Elana cited Howard Becker a lot. It reminded me of his piano playing. I want both Beckers/I want to be both. I suggested that Elana read this blog. I proposed that it is a non-course in performative social science, an educational process by subterfuge (see preceding blog item).
Next, an anthropological journal sent me a friend’s paper on the use of poetry in social science to review. I highly recommended publication of the paper; then I added:
When any breakthrough occurs in art (or social science or anthropology?), it is necessary in order for it to find its place on a continuum of time that other attempts are made to refine answers to a set of questions that change only slowly (Kubler, The Shape of Time, 1962). This effort in the refinement of the use of poetics in social science contributes to the development of the use of the arts in this arena by astutely placing the case in a solid social science framework. Not the artistic endeavor that will punctuate the historical continuum as a great work of art, rather, this contribution is the quieter and deeper foundation-building labour that is necessary for other great strides forward to make their mark and prosper in the first place.
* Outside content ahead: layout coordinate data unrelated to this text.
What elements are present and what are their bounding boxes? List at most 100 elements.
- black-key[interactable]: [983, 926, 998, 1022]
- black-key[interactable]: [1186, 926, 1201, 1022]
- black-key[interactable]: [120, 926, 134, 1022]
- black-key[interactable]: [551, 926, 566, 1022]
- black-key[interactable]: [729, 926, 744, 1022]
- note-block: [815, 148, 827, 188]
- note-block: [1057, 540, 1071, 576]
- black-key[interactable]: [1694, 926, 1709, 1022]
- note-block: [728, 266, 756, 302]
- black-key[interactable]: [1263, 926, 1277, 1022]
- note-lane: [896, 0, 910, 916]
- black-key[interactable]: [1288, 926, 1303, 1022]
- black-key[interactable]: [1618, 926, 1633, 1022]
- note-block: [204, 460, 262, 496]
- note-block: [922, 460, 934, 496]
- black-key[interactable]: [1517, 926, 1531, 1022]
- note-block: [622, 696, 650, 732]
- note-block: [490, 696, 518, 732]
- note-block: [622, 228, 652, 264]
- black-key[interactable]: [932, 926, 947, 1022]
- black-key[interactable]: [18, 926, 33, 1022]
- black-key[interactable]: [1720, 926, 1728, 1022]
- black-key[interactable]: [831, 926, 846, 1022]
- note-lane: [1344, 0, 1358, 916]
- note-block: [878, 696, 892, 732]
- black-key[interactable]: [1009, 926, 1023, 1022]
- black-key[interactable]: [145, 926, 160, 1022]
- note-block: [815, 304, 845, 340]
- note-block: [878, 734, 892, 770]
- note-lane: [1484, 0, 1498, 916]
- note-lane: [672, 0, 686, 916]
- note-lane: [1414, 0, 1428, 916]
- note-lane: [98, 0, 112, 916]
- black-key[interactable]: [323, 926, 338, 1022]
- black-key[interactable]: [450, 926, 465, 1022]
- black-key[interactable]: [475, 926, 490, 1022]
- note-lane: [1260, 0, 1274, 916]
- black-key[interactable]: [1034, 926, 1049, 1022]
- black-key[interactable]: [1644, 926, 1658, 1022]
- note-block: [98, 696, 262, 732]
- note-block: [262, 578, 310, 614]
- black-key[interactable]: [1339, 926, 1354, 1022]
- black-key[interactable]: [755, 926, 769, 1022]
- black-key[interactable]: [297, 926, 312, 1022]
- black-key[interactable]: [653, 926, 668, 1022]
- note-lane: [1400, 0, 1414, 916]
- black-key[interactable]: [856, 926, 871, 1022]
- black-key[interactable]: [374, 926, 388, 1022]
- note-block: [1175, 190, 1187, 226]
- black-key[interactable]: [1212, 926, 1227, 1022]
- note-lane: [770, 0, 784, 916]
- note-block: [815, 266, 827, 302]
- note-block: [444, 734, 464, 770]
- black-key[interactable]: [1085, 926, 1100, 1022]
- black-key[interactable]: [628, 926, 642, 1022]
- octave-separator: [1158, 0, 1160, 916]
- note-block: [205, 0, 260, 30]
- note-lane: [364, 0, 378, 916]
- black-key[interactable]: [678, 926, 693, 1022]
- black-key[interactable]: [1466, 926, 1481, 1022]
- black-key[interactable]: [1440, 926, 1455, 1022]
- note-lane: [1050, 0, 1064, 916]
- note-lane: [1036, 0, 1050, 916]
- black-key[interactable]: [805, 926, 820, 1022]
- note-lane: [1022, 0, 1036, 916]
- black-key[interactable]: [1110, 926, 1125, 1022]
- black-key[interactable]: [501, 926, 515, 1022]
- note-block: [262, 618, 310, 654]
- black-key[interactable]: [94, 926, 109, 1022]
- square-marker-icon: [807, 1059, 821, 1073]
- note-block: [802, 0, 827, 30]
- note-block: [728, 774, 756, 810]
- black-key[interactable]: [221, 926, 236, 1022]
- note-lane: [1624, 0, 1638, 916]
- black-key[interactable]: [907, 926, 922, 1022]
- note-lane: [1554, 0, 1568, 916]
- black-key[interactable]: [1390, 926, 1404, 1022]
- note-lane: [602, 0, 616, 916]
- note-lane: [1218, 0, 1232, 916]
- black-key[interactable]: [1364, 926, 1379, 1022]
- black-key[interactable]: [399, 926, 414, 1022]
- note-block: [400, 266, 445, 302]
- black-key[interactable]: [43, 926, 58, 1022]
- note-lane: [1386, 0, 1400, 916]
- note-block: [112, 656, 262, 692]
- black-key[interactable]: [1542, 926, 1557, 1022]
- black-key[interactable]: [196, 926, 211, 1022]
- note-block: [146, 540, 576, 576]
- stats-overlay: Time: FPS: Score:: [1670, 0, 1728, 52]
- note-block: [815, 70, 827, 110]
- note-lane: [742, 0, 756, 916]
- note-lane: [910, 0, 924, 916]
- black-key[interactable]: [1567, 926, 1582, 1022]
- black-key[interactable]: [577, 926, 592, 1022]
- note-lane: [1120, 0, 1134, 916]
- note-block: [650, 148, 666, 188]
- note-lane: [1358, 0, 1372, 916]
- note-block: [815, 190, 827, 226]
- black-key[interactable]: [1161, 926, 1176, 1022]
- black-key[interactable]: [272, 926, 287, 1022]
The author only hints at the audience (or community) so necessary for the dialogic to exist within our relationships with works of art. Further attention to relational aesthetics (Bourriaud 2001) may very well help inform further development of the theoretical base for poetics in social science research. The intuitive aspects of a shared culture, coupled with a more universal response to injustices (and, therefore, an artistic expression of these emotive components), compete for resolution within more rigid ethical frameworks and well-tested methodologies in the discussion. My take is that by developing a trust in personal instinct and intuition and the naturally expressive and moral potential of these resources, social science research will become more comfortable within these new paradigms and more willing to jettison some of the baggage of its old ‘academic rigor’ and procedural ethics.